The husband’s been pining for a dosa for a while now. At other times we would leg it to East Ham for some proper madrasi fare but this particular evening we were in neither the mood nor the shape for the excursion, what with me still recovering from a nasty flu and him too lazy to move after an exceptionally long day at work.
This was a good time to invoke the god of quick fix food- Mr Oliver of the 30-minute meals fame. A few weeks before I had chanced upon (yet another) of his simple recipes on one of his new shows- it was for a speedy dosa. He promised that it would taste close to the real thing; I was tempted to try.
Now being somewhat of a south Indian (mum being from Kerala and all that) I know my dosas well. And am quite mindful of the fact they require some amount of preparation and patience. But for some reason I have not been able to muster enough of the latter for some things, dosas included. No wonder this recipe appealed to my instincts.
The recipe can be found here (The amazing Indian Dosa) but I made a few improvisations vis-a-vis the ingredients. The method however, remains more or less the same.
For the potato filling:
- 2 baking potatoes, peeled (optional) and chopped
- Olive oil
- Green chillies chopped
- 1 fried red chilli
- 1 teaspoons mustard seeds
- 1 teaspoon turmeric powder
For the Dosa batter
- 1 cup gram (chickpea) flour
- 1 cup flour
- ½ teaspoon bicarbonate of soda
- Olive oil
- water (at room temp): approx 400 ml or so
- I speed cooked the potato in the microwave oven. Peeled and chopped these; covered them with a microwave safe cling film and bunged them in the microwave. I would suggest include half a lemon for a nice tangy flavour.
- Heat the oil. Splutter mustard seeds in it, followed by turmeric powder, dried broken red chillies, green chillies and curry leaves. When the red chillies turn dark it is time to remove the pan from the heat.
- Once the potatoes are done, add salt and mash them up. Add the tempering (above) and mix some more.

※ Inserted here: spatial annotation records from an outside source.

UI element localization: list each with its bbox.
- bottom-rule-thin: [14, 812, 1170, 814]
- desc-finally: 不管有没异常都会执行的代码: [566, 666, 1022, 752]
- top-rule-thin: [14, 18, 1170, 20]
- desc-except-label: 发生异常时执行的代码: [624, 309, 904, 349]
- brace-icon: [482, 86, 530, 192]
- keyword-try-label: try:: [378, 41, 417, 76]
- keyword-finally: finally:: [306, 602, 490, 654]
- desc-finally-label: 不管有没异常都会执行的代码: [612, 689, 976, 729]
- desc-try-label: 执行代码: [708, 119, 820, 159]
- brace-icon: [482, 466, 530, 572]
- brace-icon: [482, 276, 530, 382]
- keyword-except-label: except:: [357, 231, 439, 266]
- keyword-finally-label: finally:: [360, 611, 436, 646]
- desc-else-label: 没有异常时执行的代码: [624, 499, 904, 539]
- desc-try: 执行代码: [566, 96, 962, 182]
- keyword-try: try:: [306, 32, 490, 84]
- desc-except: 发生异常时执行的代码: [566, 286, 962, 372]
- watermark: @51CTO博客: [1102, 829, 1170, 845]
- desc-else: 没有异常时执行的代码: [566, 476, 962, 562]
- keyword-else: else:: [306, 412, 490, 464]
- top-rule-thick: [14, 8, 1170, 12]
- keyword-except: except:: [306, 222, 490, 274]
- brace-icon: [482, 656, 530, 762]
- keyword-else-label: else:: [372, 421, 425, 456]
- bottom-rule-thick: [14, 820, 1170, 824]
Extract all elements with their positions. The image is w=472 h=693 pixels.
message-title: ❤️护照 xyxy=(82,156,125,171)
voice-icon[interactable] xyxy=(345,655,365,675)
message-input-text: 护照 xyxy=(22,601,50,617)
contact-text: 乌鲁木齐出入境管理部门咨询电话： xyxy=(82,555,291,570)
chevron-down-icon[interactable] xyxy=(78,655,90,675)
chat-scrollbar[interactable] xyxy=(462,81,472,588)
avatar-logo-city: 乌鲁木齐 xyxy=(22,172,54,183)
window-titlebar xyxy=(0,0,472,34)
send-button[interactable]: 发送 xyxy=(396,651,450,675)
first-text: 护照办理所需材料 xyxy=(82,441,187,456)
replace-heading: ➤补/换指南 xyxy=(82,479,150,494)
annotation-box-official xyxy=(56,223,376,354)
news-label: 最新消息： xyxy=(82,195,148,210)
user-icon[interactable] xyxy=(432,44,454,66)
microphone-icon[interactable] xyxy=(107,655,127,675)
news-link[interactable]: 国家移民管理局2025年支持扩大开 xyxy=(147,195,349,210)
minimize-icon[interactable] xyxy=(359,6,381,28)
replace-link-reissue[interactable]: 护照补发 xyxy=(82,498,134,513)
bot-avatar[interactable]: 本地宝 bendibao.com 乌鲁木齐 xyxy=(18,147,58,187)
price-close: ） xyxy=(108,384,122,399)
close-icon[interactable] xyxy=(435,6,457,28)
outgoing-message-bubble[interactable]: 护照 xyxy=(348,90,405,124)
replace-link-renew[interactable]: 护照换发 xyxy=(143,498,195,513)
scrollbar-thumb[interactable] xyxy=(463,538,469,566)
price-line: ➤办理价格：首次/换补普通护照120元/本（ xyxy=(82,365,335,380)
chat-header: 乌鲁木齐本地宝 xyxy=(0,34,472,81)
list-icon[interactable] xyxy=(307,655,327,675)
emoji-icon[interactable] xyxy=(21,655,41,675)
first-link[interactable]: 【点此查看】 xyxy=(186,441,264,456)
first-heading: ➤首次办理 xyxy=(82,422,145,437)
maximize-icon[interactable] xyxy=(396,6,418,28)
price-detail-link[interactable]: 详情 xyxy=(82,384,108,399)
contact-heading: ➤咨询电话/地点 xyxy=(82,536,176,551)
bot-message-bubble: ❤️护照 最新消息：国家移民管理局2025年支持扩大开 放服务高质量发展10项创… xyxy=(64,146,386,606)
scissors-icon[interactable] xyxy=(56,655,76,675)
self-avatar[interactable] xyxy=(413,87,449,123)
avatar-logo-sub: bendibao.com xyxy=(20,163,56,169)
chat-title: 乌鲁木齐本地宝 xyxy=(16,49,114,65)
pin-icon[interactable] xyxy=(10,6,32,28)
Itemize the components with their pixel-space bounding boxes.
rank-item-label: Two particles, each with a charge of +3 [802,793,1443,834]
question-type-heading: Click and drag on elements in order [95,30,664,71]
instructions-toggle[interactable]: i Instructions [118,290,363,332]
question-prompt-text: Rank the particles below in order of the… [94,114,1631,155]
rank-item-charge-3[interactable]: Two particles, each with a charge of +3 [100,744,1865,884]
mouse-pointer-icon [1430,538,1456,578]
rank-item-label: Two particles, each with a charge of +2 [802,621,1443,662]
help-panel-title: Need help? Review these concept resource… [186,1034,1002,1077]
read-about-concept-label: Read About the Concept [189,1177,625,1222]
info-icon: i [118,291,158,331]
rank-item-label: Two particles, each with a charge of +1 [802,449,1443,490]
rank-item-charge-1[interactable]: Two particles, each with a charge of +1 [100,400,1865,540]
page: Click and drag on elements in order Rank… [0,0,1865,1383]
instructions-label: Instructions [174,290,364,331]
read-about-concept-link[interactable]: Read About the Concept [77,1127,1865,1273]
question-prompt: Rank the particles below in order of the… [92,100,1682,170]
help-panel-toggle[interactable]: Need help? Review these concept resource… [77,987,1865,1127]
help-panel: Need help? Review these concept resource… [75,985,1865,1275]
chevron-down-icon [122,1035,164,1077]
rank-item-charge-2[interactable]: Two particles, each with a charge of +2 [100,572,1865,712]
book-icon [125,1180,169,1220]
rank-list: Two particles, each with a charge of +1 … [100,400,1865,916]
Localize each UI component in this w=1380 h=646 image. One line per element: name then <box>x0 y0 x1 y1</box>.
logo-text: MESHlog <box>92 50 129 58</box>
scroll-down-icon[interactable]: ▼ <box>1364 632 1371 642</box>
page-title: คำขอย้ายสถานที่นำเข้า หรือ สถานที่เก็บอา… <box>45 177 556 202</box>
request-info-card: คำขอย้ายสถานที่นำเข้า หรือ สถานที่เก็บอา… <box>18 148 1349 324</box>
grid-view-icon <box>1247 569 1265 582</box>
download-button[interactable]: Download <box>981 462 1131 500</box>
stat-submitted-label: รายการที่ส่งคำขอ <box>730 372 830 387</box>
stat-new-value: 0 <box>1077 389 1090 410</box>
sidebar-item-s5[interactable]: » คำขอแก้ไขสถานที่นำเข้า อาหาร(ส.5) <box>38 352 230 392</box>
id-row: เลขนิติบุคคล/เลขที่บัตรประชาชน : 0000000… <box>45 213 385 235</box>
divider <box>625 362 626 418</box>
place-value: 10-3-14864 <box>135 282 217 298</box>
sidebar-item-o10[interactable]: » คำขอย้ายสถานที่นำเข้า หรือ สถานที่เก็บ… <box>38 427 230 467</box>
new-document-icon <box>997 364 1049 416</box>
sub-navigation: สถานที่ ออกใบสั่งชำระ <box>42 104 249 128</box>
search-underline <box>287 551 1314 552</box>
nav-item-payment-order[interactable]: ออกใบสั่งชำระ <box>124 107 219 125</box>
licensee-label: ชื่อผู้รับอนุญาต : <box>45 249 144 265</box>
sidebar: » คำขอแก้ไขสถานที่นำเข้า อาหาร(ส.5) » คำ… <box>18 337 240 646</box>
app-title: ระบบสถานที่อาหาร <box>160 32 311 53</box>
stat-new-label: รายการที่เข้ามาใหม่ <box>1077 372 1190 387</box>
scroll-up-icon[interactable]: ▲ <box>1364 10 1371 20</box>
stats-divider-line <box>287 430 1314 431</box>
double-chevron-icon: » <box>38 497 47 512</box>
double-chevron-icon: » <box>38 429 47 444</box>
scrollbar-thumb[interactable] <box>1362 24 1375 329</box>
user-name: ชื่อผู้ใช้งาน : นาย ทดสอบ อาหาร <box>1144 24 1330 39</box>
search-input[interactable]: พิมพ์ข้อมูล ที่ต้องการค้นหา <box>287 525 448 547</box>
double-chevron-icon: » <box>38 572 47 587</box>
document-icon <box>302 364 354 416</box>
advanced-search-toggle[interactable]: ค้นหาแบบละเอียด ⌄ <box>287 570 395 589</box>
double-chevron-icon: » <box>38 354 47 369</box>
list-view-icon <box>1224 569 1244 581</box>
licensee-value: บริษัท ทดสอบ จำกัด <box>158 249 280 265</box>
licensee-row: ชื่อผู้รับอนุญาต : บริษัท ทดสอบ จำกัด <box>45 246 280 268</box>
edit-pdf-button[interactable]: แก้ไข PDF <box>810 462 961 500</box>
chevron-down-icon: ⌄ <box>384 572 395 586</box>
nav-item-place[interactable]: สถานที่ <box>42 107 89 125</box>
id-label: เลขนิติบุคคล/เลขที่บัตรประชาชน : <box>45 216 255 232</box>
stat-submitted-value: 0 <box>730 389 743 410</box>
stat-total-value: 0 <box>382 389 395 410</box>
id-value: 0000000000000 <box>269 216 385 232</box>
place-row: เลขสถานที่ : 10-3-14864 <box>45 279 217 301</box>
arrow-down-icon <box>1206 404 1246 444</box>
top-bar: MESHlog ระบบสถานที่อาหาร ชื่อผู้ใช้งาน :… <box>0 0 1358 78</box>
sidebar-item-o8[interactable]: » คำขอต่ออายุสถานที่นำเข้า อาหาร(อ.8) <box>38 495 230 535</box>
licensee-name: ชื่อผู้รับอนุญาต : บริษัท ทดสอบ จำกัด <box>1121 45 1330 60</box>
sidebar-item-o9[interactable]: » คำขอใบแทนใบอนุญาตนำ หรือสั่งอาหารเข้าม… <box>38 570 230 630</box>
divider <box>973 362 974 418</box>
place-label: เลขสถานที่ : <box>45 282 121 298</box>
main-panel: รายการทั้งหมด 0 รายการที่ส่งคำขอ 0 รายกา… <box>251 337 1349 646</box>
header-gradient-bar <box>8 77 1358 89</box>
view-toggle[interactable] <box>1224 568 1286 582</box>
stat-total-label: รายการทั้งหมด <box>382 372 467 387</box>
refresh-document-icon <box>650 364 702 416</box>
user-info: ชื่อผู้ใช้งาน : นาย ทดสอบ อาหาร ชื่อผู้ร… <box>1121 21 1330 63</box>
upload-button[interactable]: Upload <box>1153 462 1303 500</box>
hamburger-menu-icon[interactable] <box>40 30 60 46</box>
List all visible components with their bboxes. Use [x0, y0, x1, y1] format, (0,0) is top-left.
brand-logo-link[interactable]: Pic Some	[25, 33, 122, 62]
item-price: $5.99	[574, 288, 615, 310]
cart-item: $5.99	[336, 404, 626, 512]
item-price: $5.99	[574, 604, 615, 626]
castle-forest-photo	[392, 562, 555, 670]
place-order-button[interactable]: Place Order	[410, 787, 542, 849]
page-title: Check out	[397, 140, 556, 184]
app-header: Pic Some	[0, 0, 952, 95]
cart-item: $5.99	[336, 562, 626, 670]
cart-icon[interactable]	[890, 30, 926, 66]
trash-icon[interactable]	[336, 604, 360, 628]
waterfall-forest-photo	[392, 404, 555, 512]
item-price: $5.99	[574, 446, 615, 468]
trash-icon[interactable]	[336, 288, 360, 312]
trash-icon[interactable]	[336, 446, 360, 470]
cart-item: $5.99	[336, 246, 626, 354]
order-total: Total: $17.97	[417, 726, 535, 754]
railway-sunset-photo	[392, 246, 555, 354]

- Mix the two flours, add the bi-carb and make a loose batter by adding water little by little. JO added mustard seeds here and to me the quantity seemed much and the addition unnecessary. So I avoided that bit.
- put a little bit of oil on a hot flat pan and remove excess by wiping with a paper towel or do as I did. Take half or quarter of an onion or potato, plunge a fork in to it for handling and use this to wipe excess oil. This is how it is done back home.
- Next ladle some of the batter on to the centre of the pan (as you would do a pancake) and spread it around with the back of the ladle. The idea is to make it as thin as a crepe. Once spread, you can add some chopped onions and chopped fresh green chillies on the top sie of the crepe.
- One bubbles form on top and the moisture evaporates. The bottom and edges of the dosa should be nice and crisp now
- Remove from heat, add the potato filling and roll.